5. There is a similar statement of principle on this point in Malaya Kumar v. Fakir Mohammad, AIR 1947 Cal 393 (C) where the relevant facts are almost similar to the facts of the present case. It was held in that case that where in a previous suit the defendant's right to relief which he seeks in the subsequent suit as plain tiff was one which might and ought to have been raised and had in fact been raised by him but the Court erroneously remitted him to another suit, the subsequent suit would still be barred by res judicata, notwithstanding that liberty had been expressly reserved to him to institute a separate suit. In such a case the matter would be deemed to have been impliedly decided in the previous suit, and the subsequent suit filed in pursuance of the Court would be barred by the rule of constructive res judicata.

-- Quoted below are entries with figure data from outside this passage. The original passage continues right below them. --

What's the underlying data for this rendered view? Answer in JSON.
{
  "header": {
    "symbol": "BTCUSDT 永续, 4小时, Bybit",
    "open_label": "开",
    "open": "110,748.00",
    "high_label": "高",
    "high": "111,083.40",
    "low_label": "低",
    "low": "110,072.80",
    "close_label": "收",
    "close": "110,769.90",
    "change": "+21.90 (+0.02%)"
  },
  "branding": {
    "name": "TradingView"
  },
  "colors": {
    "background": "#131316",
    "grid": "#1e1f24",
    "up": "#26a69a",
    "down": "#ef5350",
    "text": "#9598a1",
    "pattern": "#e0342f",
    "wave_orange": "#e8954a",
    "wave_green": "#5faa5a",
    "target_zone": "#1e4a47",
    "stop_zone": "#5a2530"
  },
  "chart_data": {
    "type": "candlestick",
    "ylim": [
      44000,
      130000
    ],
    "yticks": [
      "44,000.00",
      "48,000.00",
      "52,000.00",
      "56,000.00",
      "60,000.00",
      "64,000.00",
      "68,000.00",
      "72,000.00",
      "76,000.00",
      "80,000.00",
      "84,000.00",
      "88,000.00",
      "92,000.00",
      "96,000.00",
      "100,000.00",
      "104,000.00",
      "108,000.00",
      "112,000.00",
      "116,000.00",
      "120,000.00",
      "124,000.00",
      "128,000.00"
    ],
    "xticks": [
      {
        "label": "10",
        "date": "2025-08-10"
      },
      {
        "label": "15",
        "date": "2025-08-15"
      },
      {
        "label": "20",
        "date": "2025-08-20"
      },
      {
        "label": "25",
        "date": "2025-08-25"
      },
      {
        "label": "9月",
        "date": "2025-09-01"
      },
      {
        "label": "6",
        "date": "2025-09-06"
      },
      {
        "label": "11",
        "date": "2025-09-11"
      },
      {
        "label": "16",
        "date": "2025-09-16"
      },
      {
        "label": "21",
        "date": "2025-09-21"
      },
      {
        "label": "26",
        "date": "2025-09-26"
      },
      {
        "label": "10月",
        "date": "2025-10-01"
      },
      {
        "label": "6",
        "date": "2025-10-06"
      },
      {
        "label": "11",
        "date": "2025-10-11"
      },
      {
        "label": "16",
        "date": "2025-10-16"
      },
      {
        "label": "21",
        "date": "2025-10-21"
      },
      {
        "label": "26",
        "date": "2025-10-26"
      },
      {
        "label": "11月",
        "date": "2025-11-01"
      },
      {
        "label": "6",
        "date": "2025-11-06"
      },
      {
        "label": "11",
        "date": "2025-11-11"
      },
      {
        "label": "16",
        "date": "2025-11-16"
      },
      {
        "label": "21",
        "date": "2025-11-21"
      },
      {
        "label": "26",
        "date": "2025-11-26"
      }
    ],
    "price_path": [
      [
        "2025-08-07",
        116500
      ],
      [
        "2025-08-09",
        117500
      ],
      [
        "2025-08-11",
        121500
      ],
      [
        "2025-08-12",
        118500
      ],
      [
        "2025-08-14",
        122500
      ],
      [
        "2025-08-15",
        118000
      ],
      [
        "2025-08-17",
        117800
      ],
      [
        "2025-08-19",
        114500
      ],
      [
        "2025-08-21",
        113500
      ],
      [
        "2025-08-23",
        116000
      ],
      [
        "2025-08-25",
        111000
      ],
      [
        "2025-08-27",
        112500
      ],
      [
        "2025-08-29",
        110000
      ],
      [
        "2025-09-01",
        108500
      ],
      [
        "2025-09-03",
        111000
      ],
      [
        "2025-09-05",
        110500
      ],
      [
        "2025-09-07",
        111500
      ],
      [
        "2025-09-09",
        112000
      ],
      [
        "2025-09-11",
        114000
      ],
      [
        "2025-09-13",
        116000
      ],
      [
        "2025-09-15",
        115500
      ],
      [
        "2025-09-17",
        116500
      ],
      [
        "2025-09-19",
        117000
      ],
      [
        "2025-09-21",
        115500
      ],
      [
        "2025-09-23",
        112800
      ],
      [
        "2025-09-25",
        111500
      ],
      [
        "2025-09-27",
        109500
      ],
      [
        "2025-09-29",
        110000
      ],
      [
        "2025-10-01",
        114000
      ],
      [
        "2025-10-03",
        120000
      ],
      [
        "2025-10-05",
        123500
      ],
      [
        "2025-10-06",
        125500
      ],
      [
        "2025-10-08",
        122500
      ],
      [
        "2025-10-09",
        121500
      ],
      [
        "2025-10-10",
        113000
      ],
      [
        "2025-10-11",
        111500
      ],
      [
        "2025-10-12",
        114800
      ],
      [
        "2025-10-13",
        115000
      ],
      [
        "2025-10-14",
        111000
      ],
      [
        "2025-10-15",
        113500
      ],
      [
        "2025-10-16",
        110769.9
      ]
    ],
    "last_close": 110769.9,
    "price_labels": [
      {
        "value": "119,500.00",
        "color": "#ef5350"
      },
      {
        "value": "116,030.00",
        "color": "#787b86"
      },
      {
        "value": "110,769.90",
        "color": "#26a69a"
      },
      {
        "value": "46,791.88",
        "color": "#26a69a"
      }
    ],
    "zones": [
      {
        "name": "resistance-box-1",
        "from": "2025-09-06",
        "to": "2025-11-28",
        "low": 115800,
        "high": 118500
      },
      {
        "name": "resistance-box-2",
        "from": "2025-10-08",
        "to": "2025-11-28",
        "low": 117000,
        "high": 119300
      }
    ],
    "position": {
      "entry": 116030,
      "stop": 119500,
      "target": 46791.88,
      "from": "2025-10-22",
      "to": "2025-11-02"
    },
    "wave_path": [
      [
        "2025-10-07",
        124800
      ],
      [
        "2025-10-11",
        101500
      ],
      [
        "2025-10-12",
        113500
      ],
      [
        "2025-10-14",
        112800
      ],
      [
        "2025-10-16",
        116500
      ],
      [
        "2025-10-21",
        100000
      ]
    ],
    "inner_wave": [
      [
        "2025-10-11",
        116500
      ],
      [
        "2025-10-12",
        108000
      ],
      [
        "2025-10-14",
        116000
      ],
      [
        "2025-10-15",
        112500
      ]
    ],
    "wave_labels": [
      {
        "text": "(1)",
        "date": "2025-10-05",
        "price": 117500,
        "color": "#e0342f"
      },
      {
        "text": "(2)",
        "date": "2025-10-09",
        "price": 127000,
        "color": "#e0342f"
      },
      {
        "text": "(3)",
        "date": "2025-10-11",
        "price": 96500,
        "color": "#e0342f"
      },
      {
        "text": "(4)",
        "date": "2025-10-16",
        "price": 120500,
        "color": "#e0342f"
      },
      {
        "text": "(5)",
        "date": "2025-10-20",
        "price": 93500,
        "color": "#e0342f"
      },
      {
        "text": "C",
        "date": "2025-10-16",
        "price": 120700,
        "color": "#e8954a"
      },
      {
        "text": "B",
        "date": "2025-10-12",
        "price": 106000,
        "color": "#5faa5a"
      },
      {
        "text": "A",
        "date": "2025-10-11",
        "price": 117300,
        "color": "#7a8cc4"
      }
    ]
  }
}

We accept the principle laid down in these authorities as correct and hold that in the pre sent case the suit of the plaintiff for declaration that the sale-deed dated 18-3-1941 was not for legal necessity and was not binding upon the plaintiff is barred by the decision in the previous title suit by the doctrine of constructive res judicata. We hold accordingly that this appeal should be allowed, the decree of the lower appellate court should be set aside and the suit of the plaintiff should be dismissed. We order that the parties should bear their own costs throughout.